Les banques déversent des dollars mais accumulent frénétiquement or et devises étrangères
Alors que les marchés tremblent, les établissements bancaires jouent une partition surprenante.
Vente massive de dollars d'un côté, accumulation compulsive de métal jaune et de devises de l'autre. Une stratégie qui sent autant la prudence que le désespoir.
Les banques centrales ne sont pas les seules à faire leurs courses en période d'incertitude. Mais à ce stade, on se demande qui va finir par payer l'addition.
Les banques vendent des dollars tout en empilant de l'or et des devises étrangères
Le décalage du billet vert n'est pas subtil. Ce chiffre de 73% reflète les attentes d'une baisse modérée ou majeure de l'exposition au dollar américain dans les portefeuilles de réserve d'ici 2030. À sa place, la part des avoirs en euros et en renminbi devrait croître. Le moment de cela n'est pas aléatoire. L'indice du dollar américain (DX-Y.NYB) a déjà chuté de 9% jusqu'à présent cette année, et les banques réagissent rapidement.
Ce qui stimule cette goutte, c'est un mélange de tensions géopolitiques, d'un climat de guerre commercial et d'une profonde préoccupation concernant la politique budgétaire américaine. Il y a un malaise croissant dans la direction de la dette et des dépenses de l'Amérique, et cela oblige les banques centrales à rechercher des alternatives. Beaucoup d'entre eux se tournent vers les actifs liés à l'Europe et à l'Asie, où ils s'attendent à de nouvelles mesures de stimulation et à de meilleures évaluations.
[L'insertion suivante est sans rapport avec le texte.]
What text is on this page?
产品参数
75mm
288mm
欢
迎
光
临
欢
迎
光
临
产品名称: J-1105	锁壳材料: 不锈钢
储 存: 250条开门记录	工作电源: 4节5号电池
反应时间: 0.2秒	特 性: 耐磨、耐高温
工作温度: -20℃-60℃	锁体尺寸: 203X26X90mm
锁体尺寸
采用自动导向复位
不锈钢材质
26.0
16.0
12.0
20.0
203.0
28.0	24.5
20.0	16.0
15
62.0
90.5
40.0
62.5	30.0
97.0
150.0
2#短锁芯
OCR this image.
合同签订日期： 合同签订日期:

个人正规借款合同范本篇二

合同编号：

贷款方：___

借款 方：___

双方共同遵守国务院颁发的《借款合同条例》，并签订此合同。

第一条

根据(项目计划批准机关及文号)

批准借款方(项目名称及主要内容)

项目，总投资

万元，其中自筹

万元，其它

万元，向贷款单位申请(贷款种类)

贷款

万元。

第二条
Mais surtout, ils se tournent en or. Et ils ne ralentissent pas. Les banques centrales achètent maintenant plus de 1 000 tonnes d'or par an depuis trois ans d'affilée. Cela représente plus du double de la moyenne de 400 à 500 tonnes par an observée entre 2010 et 2020. Ce ne sont pas des achats symboliques. Il s'agit d'achat agressifs visant à remodeler les réserves.
Gold Bakes Records tandis que les investisseurs parient sur les baisses de taux
Cette année, la vague d'achat a contribué à pousser les prix de l'or aux sommets répétés de tous les temps. En plus de la demande de la banque centrale, les investisseurs institutionnels ont versé de l'argent dans les FNB à dos d'or , pariant qu'une baisse potentielle des taux de réserve fédérale augmentera encore les prix. Jusqu'à présent, c'est exactement ce qui s'est passé - Gold est en hausse de 27% pour le jour.
Mais tout le monde ne pense pas que cette tendance durera au même rythme. Les analystes de Citi ont publié cette semaine une note prédisant que la demande d'or pourrait ralentir avant les élections de 2026, maintenant que Donald trump est de retour à la Maison Blanche.
Ils ont écrit: «Nous sommes tron Gly, croyons que la dent de Trump se soucie de la popularité, du PIB et du succès géopolitique américain, et donc le Trump a été mis.» Les analystes ont déclaré que Trump pourrait retirer certaines politiques ou en introduire de nouveaux conçus pour stimuler l'économie, ce qui pourrait réduire la demande à court terme d'or.
Même avec cette possibilité, Citi s'attend toujours à ce que l'or atteigne entre 2 500 $ et 2 700 $ l'once d'ici la seconde moitié de 2026. Le marché se positionne déjà. Et pour le moment, les banques centrales sont toujours en mode d'achat. Chaque indicateur montre qu'ils n'ont pas fait.